What is wrong with using a glass in the time honoured tradition 😉
I suggest you’re overthinking this. If you want to bug a room then spending a little time with Google will show you many commercial off-the-shelf products at low prices from the Far East.
>What is wrong with using a glass in the time honoured tradition?
This device is more complex.
Various audio input devices, and audio out also goes to modulate a small built-in VHF TX PA and finally a remote wake-up also needed (by 433 TX-RX set).
Yes, … the goal is not simple. But… that TV transmitter what I built a year ago is already / still works. But this is another story…;)
I can’t buy such a complexity from Far East (and usually exact technical specs. are missing and those devices are not robust.) 🙂
The special audio op amps (NE5534, OP07,OP27,…) that have already arrived will also remain in the drawer until I find an acceptable solution, since HIFI sound quality is not the expectation now.
I just tested a piezo membrane microphone built in 10 minutes, but it would be good to know something about the average output signal expected from the piezo in a through-the-wall contact application and what the gain should be…
Gain = 200 plus an LM386 with another 200x gain seems to be less than enough now.
Unbelievable.
But how much is the maximum that can be handled in practice…?
Something is wrong.

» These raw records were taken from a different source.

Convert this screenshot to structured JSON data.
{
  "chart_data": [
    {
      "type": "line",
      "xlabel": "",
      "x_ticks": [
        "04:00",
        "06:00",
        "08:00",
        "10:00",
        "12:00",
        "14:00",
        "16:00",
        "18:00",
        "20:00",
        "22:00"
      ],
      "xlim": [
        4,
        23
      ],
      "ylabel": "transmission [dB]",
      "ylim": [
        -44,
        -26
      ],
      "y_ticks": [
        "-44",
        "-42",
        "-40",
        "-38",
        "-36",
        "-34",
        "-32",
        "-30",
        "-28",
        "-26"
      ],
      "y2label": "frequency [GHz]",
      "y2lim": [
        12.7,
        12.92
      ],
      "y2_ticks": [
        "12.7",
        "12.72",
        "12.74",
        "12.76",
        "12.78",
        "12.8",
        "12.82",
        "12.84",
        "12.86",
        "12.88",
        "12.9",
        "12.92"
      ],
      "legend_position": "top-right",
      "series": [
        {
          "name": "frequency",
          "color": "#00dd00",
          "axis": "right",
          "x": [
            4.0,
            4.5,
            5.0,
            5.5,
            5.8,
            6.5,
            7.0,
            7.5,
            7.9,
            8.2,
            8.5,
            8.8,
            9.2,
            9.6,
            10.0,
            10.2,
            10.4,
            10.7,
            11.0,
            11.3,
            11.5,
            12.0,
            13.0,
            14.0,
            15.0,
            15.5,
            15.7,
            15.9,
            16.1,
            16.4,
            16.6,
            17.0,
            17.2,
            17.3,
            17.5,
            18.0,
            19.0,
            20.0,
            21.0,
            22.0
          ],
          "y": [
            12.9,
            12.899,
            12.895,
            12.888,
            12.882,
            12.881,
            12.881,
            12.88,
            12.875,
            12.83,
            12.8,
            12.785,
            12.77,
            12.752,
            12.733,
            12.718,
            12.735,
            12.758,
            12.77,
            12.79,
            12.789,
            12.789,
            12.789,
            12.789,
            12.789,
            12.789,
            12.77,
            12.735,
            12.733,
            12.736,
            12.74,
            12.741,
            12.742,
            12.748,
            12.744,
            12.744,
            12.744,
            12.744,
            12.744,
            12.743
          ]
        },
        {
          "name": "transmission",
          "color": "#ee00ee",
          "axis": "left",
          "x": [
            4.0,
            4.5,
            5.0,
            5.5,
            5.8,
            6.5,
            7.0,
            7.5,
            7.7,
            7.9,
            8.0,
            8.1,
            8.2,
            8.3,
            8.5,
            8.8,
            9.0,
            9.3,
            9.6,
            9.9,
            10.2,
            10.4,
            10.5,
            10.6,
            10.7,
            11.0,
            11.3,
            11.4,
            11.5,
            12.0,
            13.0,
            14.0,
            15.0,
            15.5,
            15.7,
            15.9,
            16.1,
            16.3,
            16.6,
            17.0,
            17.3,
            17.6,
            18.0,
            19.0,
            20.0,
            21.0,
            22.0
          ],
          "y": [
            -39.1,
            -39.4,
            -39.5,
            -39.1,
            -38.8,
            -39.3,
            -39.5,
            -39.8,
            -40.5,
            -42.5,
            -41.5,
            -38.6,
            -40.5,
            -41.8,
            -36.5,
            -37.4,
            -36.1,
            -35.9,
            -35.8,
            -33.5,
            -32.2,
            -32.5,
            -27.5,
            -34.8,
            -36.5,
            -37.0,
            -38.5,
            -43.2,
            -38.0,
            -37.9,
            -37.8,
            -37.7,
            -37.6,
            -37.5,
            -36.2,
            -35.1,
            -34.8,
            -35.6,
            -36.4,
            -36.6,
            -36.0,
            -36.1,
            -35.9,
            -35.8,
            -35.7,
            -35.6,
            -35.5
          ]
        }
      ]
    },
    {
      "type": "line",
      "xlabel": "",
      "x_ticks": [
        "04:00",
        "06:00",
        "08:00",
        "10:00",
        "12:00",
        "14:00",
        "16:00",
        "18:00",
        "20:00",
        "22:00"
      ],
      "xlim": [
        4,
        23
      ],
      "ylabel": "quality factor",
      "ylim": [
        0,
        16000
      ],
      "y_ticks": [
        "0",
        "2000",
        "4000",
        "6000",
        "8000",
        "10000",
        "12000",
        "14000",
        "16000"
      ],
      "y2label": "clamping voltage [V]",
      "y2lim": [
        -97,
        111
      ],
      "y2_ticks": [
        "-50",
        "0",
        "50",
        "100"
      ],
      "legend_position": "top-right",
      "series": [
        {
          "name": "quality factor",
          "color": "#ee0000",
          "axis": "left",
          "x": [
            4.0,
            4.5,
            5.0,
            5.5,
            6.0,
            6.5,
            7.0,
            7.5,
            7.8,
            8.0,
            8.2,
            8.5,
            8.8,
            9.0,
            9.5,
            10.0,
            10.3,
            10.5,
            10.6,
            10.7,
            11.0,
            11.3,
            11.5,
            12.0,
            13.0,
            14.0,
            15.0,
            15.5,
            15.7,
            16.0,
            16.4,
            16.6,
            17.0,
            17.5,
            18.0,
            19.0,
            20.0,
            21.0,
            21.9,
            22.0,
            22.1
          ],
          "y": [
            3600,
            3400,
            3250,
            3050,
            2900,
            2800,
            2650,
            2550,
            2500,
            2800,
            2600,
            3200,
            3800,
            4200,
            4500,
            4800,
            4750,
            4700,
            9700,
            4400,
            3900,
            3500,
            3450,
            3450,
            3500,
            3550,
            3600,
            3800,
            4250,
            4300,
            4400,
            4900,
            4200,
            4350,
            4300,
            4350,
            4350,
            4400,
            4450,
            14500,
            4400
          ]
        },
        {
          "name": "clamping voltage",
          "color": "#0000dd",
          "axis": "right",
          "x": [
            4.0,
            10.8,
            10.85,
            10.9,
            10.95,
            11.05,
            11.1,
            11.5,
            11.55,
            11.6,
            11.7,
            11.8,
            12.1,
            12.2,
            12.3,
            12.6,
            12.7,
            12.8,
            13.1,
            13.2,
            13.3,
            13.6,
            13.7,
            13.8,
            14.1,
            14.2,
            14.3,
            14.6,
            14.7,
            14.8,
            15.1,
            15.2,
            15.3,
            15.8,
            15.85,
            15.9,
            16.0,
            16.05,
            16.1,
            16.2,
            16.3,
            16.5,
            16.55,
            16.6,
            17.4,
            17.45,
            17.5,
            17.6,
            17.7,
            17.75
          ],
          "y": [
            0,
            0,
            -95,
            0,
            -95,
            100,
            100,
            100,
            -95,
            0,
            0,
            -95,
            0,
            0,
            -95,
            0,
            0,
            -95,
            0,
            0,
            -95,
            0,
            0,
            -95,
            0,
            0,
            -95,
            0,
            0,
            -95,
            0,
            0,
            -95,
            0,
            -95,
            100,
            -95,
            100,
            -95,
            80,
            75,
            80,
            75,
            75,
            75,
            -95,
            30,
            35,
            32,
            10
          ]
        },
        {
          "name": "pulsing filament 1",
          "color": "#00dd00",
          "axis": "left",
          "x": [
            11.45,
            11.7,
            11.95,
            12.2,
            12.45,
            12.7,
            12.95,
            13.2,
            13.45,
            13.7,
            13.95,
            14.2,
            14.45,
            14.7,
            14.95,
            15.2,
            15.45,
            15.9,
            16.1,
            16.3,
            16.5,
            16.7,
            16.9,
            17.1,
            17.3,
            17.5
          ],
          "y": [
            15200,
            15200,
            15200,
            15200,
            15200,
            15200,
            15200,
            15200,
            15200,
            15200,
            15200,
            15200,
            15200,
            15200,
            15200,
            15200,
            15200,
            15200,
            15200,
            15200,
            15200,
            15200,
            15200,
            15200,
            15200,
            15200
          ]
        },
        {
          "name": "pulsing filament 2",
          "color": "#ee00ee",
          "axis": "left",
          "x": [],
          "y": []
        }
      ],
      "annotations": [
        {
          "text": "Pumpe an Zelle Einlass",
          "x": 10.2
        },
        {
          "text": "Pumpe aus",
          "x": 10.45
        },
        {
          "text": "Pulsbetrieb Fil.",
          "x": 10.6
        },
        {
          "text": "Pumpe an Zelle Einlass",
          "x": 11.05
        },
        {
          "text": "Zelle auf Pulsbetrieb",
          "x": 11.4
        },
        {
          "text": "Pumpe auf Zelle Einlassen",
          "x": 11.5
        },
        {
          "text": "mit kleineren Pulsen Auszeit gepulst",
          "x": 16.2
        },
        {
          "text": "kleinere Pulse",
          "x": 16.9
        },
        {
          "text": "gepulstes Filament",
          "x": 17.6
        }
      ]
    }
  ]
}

Is the piezo still good, or did I overheat that.. .?
So many tiny questions…
I have to walk my own path to find out the answers and I need to continue the development and tests. 🙂
Your blog is excellent to summarize knowledge and derive ideas on this topic. Thank you for your work. I saved these important pages for the future into my collection. 🙂
But maybe I will ask you again. 🙂
Hello Richard, thanks a lot for sharing this valuable information.
I’m amateur guitar pedal builder from japan.

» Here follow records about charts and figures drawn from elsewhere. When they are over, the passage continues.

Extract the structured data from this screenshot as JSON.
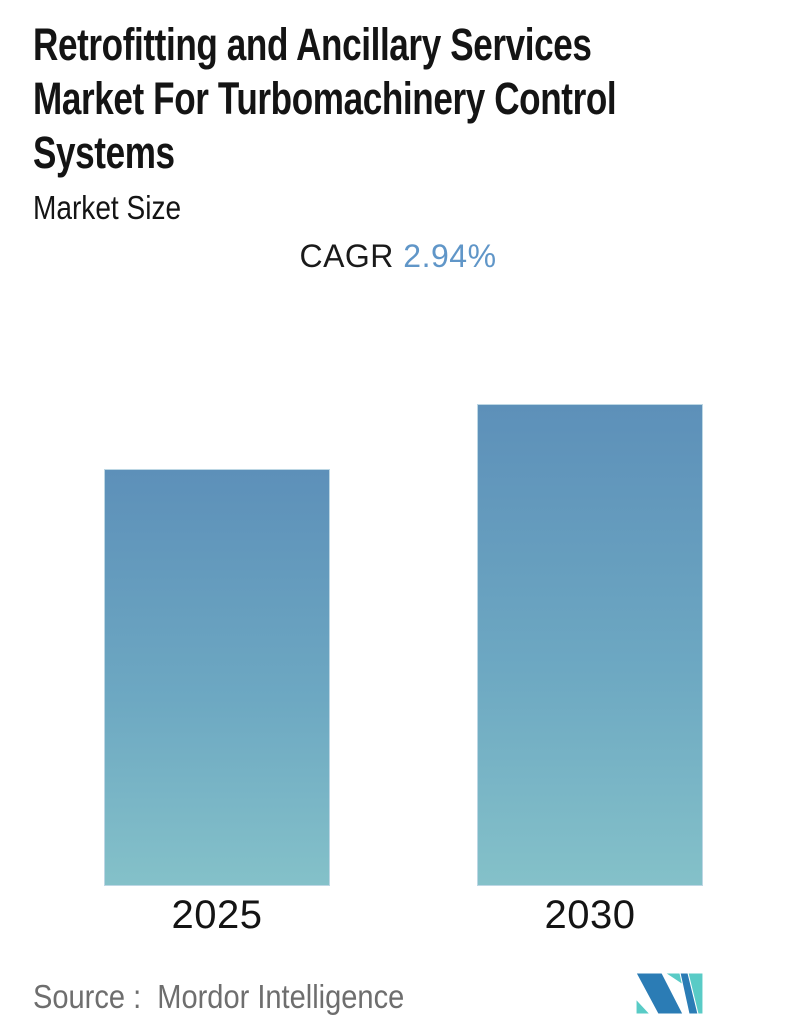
{
  "header": {
    "title_lines": [
      "Retrofitting and Ancillary Services",
      "Market For Turbomachinery Control",
      "Systems"
    ],
    "title_full": "Retrofitting and Ancillary Services Market For Turbomachinery Control Systems",
    "subtitle": "Market Size"
  },
  "cagr": {
    "label": "CAGR",
    "value": "2.94%"
  },
  "chart_data": {
    "type": "bar",
    "title": "Retrofitting and Ancillary Services Market For Turbomachinery Control Systems",
    "subtitle": "Market Size",
    "categories": [
      "2025",
      "2030"
    ],
    "values_relative": [
      0.865,
      1.0
    ],
    "values_labeled": false,
    "cagr_percent": 2.94,
    "xlabel": "",
    "ylabel": "",
    "legend": false,
    "grid": false,
    "axes_hidden": true,
    "bar_gradient": {
      "top": "#5d90b9",
      "bottom": "#84c1c9"
    },
    "bar_border_color": "#bdd7e4"
  },
  "footer": {
    "source_text": "Source :  Mordor Intelligence",
    "logo_name": "mordor-intelligence-logo",
    "logo_colors": {
      "teal": "#59cbc6",
      "blue": "#2b7cb5"
    }
  },
  "colors": {
    "text_dark": "#141414",
    "cagr_value_blue": "#6096c8",
    "source_gray": "#6e6e6e",
    "background": "#ffffff"
  }
}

I like the sound of the ne5534 and often use it for my own work.
My knowledge is that in non-inverting amplification, setting a bias resistor (1 MΩ in this case) limits the input impedance to be too large impedance.

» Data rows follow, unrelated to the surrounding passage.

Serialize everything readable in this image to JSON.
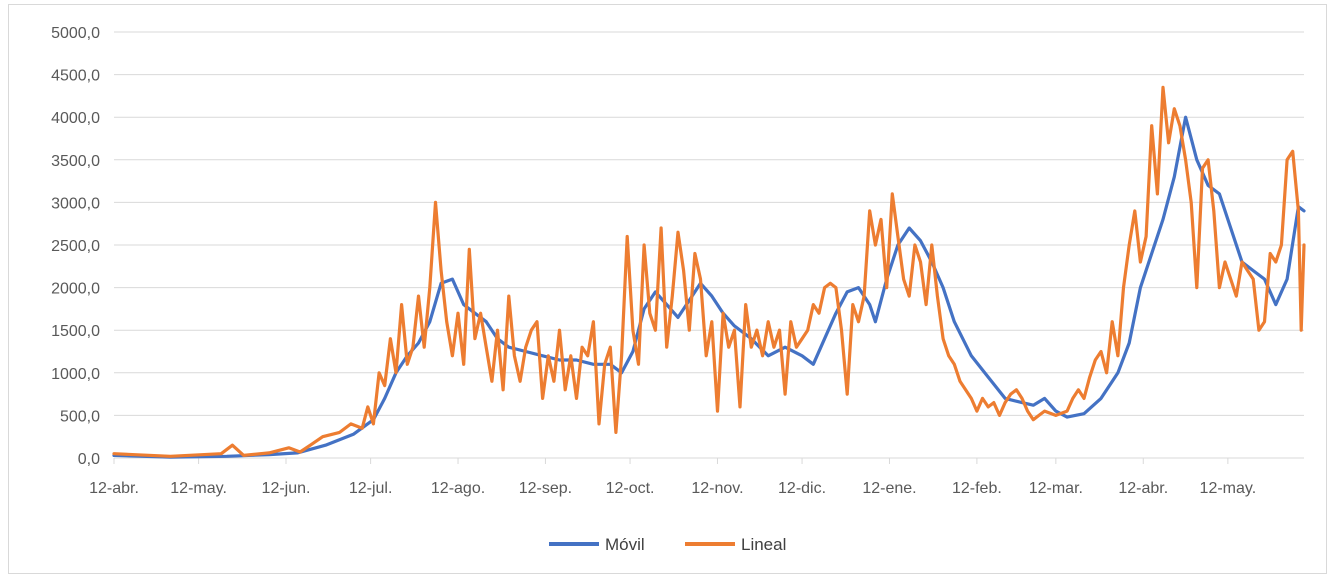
{
  "colors": {
    "movil": "#4472c4",
    "lineal": "#ed7d31",
    "grid": "#d9d9d9",
    "text": "#595959"
  },
  "chart_data": {
    "type": "line",
    "title": "",
    "xlabel": "",
    "ylabel": "",
    "ylim": [
      0,
      5000
    ],
    "yticks": [
      "0,0",
      "500,0",
      "1000,0",
      "1500,0",
      "2000,0",
      "2500,0",
      "3000,0",
      "3500,0",
      "4000,0",
      "4500,0",
      "5000,0"
    ],
    "xticks": [
      {
        "label": "12-abr.",
        "day": 0
      },
      {
        "label": "12-may.",
        "day": 30
      },
      {
        "label": "12-jun.",
        "day": 61
      },
      {
        "label": "12-jul.",
        "day": 91
      },
      {
        "label": "12-ago.",
        "day": 122
      },
      {
        "label": "12-sep.",
        "day": 153
      },
      {
        "label": "12-oct.",
        "day": 183
      },
      {
        "label": "12-nov.",
        "day": 214
      },
      {
        "label": "12-dic.",
        "day": 244
      },
      {
        "label": "12-ene.",
        "day": 275
      },
      {
        "label": "12-feb.",
        "day": 306
      },
      {
        "label": "12-mar.",
        "day": 334
      },
      {
        "label": "12-abr.",
        "day": 365
      },
      {
        "label": "12-may.",
        "day": 395
      }
    ],
    "grid": true,
    "legend": "bottom",
    "series": [
      {
        "name": "Móvil",
        "color": "#4472c4",
        "points": [
          [
            0,
            30
          ],
          [
            20,
            10
          ],
          [
            40,
            20
          ],
          [
            55,
            40
          ],
          [
            65,
            60
          ],
          [
            75,
            150
          ],
          [
            85,
            280
          ],
          [
            92,
            450
          ],
          [
            96,
            700
          ],
          [
            100,
            1000
          ],
          [
            104,
            1200
          ],
          [
            108,
            1350
          ],
          [
            112,
            1600
          ],
          [
            116,
            2050
          ],
          [
            120,
            2100
          ],
          [
            124,
            1800
          ],
          [
            128,
            1700
          ],
          [
            132,
            1600
          ],
          [
            136,
            1400
          ],
          [
            140,
            1300
          ],
          [
            146,
            1250
          ],
          [
            152,
            1200
          ],
          [
            158,
            1150
          ],
          [
            164,
            1150
          ],
          [
            170,
            1100
          ],
          [
            176,
            1100
          ],
          [
            180,
            1000
          ],
          [
            184,
            1250
          ],
          [
            188,
            1750
          ],
          [
            192,
            1950
          ],
          [
            196,
            1800
          ],
          [
            200,
            1650
          ],
          [
            204,
            1850
          ],
          [
            208,
            2050
          ],
          [
            212,
            1900
          ],
          [
            216,
            1700
          ],
          [
            220,
            1550
          ],
          [
            226,
            1400
          ],
          [
            232,
            1200
          ],
          [
            238,
            1300
          ],
          [
            244,
            1200
          ],
          [
            248,
            1100
          ],
          [
            252,
            1400
          ],
          [
            256,
            1700
          ],
          [
            260,
            1950
          ],
          [
            264,
            2000
          ],
          [
            268,
            1800
          ],
          [
            270,
            1600
          ],
          [
            274,
            2100
          ],
          [
            278,
            2500
          ],
          [
            282,
            2700
          ],
          [
            286,
            2550
          ],
          [
            290,
            2300
          ],
          [
            294,
            2000
          ],
          [
            298,
            1600
          ],
          [
            304,
            1200
          ],
          [
            310,
            950
          ],
          [
            316,
            700
          ],
          [
            322,
            650
          ],
          [
            326,
            620
          ],
          [
            330,
            700
          ],
          [
            334,
            550
          ],
          [
            338,
            480
          ],
          [
            344,
            520
          ],
          [
            350,
            700
          ],
          [
            356,
            1000
          ],
          [
            360,
            1350
          ],
          [
            364,
            2000
          ],
          [
            368,
            2400
          ],
          [
            372,
            2800
          ],
          [
            376,
            3300
          ],
          [
            380,
            4000
          ],
          [
            384,
            3500
          ],
          [
            388,
            3200
          ],
          [
            392,
            3100
          ],
          [
            396,
            2700
          ],
          [
            400,
            2300
          ],
          [
            404,
            2200
          ],
          [
            408,
            2100
          ],
          [
            412,
            1800
          ],
          [
            416,
            2100
          ],
          [
            420,
            2950
          ],
          [
            422,
            2900
          ]
        ]
      },
      {
        "name": "Lineal",
        "color": "#ed7d31",
        "points": [
          [
            0,
            50
          ],
          [
            20,
            20
          ],
          [
            38,
            50
          ],
          [
            42,
            150
          ],
          [
            46,
            30
          ],
          [
            55,
            60
          ],
          [
            62,
            120
          ],
          [
            66,
            70
          ],
          [
            70,
            160
          ],
          [
            74,
            250
          ],
          [
            80,
            300
          ],
          [
            84,
            400
          ],
          [
            88,
            350
          ],
          [
            90,
            600
          ],
          [
            92,
            400
          ],
          [
            94,
            1000
          ],
          [
            96,
            850
          ],
          [
            98,
            1400
          ],
          [
            100,
            1000
          ],
          [
            102,
            1800
          ],
          [
            104,
            1100
          ],
          [
            106,
            1300
          ],
          [
            108,
            1900
          ],
          [
            110,
            1300
          ],
          [
            112,
            2000
          ],
          [
            114,
            3000
          ],
          [
            116,
            2200
          ],
          [
            118,
            1600
          ],
          [
            120,
            1200
          ],
          [
            122,
            1700
          ],
          [
            124,
            1100
          ],
          [
            126,
            2450
          ],
          [
            128,
            1400
          ],
          [
            130,
            1700
          ],
          [
            132,
            1300
          ],
          [
            134,
            900
          ],
          [
            136,
            1500
          ],
          [
            138,
            800
          ],
          [
            140,
            1900
          ],
          [
            142,
            1200
          ],
          [
            144,
            900
          ],
          [
            146,
            1300
          ],
          [
            148,
            1500
          ],
          [
            150,
            1600
          ],
          [
            152,
            700
          ],
          [
            154,
            1200
          ],
          [
            156,
            900
          ],
          [
            158,
            1500
          ],
          [
            160,
            800
          ],
          [
            162,
            1200
          ],
          [
            164,
            700
          ],
          [
            166,
            1300
          ],
          [
            168,
            1200
          ],
          [
            170,
            1600
          ],
          [
            172,
            400
          ],
          [
            174,
            1100
          ],
          [
            176,
            1300
          ],
          [
            178,
            300
          ],
          [
            180,
            1200
          ],
          [
            182,
            2600
          ],
          [
            184,
            1500
          ],
          [
            186,
            1100
          ],
          [
            188,
            2500
          ],
          [
            190,
            1700
          ],
          [
            192,
            1500
          ],
          [
            194,
            2700
          ],
          [
            196,
            1300
          ],
          [
            198,
            1900
          ],
          [
            200,
            2650
          ],
          [
            202,
            2200
          ],
          [
            204,
            1500
          ],
          [
            206,
            2400
          ],
          [
            208,
            2100
          ],
          [
            210,
            1200
          ],
          [
            212,
            1600
          ],
          [
            214,
            550
          ],
          [
            216,
            1700
          ],
          [
            218,
            1300
          ],
          [
            220,
            1500
          ],
          [
            222,
            600
          ],
          [
            224,
            1800
          ],
          [
            226,
            1300
          ],
          [
            228,
            1500
          ],
          [
            230,
            1200
          ],
          [
            232,
            1600
          ],
          [
            234,
            1300
          ],
          [
            236,
            1500
          ],
          [
            238,
            750
          ],
          [
            240,
            1600
          ],
          [
            242,
            1300
          ],
          [
            244,
            1400
          ],
          [
            246,
            1500
          ],
          [
            248,
            1800
          ],
          [
            250,
            1700
          ],
          [
            252,
            2000
          ],
          [
            254,
            2050
          ],
          [
            256,
            2000
          ],
          [
            258,
            1500
          ],
          [
            260,
            750
          ],
          [
            262,
            1800
          ],
          [
            264,
            1600
          ],
          [
            266,
            1900
          ],
          [
            268,
            2900
          ],
          [
            270,
            2500
          ],
          [
            272,
            2800
          ],
          [
            274,
            2000
          ],
          [
            276,
            3100
          ],
          [
            278,
            2600
          ],
          [
            280,
            2100
          ],
          [
            282,
            1900
          ],
          [
            284,
            2500
          ],
          [
            286,
            2300
          ],
          [
            288,
            1800
          ],
          [
            290,
            2500
          ],
          [
            292,
            1900
          ],
          [
            294,
            1400
          ],
          [
            296,
            1200
          ],
          [
            298,
            1100
          ],
          [
            300,
            900
          ],
          [
            302,
            800
          ],
          [
            304,
            700
          ],
          [
            306,
            550
          ],
          [
            308,
            700
          ],
          [
            310,
            600
          ],
          [
            312,
            650
          ],
          [
            314,
            500
          ],
          [
            316,
            650
          ],
          [
            318,
            750
          ],
          [
            320,
            800
          ],
          [
            322,
            700
          ],
          [
            324,
            550
          ],
          [
            326,
            450
          ],
          [
            328,
            500
          ],
          [
            330,
            550
          ],
          [
            334,
            500
          ],
          [
            338,
            550
          ],
          [
            340,
            700
          ],
          [
            342,
            800
          ],
          [
            344,
            700
          ],
          [
            346,
            950
          ],
          [
            348,
            1150
          ],
          [
            350,
            1250
          ],
          [
            352,
            1000
          ],
          [
            354,
            1600
          ],
          [
            356,
            1200
          ],
          [
            358,
            2000
          ],
          [
            360,
            2500
          ],
          [
            362,
            2900
          ],
          [
            364,
            2300
          ],
          [
            366,
            2600
          ],
          [
            368,
            3900
          ],
          [
            370,
            3100
          ],
          [
            372,
            4350
          ],
          [
            374,
            3700
          ],
          [
            376,
            4100
          ],
          [
            378,
            3900
          ],
          [
            380,
            3500
          ],
          [
            382,
            3000
          ],
          [
            384,
            2000
          ],
          [
            386,
            3400
          ],
          [
            388,
            3500
          ],
          [
            390,
            2900
          ],
          [
            392,
            2000
          ],
          [
            394,
            2300
          ],
          [
            396,
            2100
          ],
          [
            398,
            1900
          ],
          [
            400,
            2300
          ],
          [
            402,
            2200
          ],
          [
            404,
            2100
          ],
          [
            406,
            1500
          ],
          [
            408,
            1600
          ],
          [
            410,
            2400
          ],
          [
            412,
            2300
          ],
          [
            414,
            2500
          ],
          [
            416,
            3500
          ],
          [
            418,
            3600
          ],
          [
            420,
            2900
          ],
          [
            421,
            1500
          ],
          [
            422,
            2500
          ]
        ]
      }
    ]
  }
}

According to Richard’s analysis results, it seems to expand the low input impedance of the ne5534.
Is this view correct? I apologize for my poor reading comprehension.
Hi Akinori,
The input impedance is increased with NFB compared to the open-loop case. this link gives a more detailed reasoning. And it was confirmed experimentally
A DC effect you have to watch is the effect of input bias current on mismatched resistors to pins 2 and 3, but it’s not normally an issue for audio applications. TI list the input bias current at 1500000 pA (=1.5uA). On the input side with a 1M resistor R1 that will develop 1.5V offset, against 10k R5 that offset is 0.015V. R4 doesn’t matter due to the series cap. However, the DC gain of the amp is 1. So the output will be shifted by ~ 1.5V from the centre. You could take some of that out by changing R3 a little, but I figure it’s OK. You wouldn’t want to make that 10M, however. TI’s listing is for the maximum input bias current, so this offset is likely to be less in practice.
hello richard
Thank you for your clear answer.
Sorry for the elementary question, but how did you decide on the bias resistor values (two 56k) this time? Would 10k not be a problem?
Hi Richard,
Thank you so much for sharing this circuit. I’ve successfully built it on a breadboard and would like to create a board for it so I can use it for field recordings. My electronics skill level is hobbyist at best. If you could share a layout for it, I would greatly appreciate it.
Cheers,
Emanuel
I built mine on veroboard 😉 There’s nothing that critical in it. I do this from the schematic placing parts as I go along, but you can use fritzing or similar if you want to plot it out beforehand.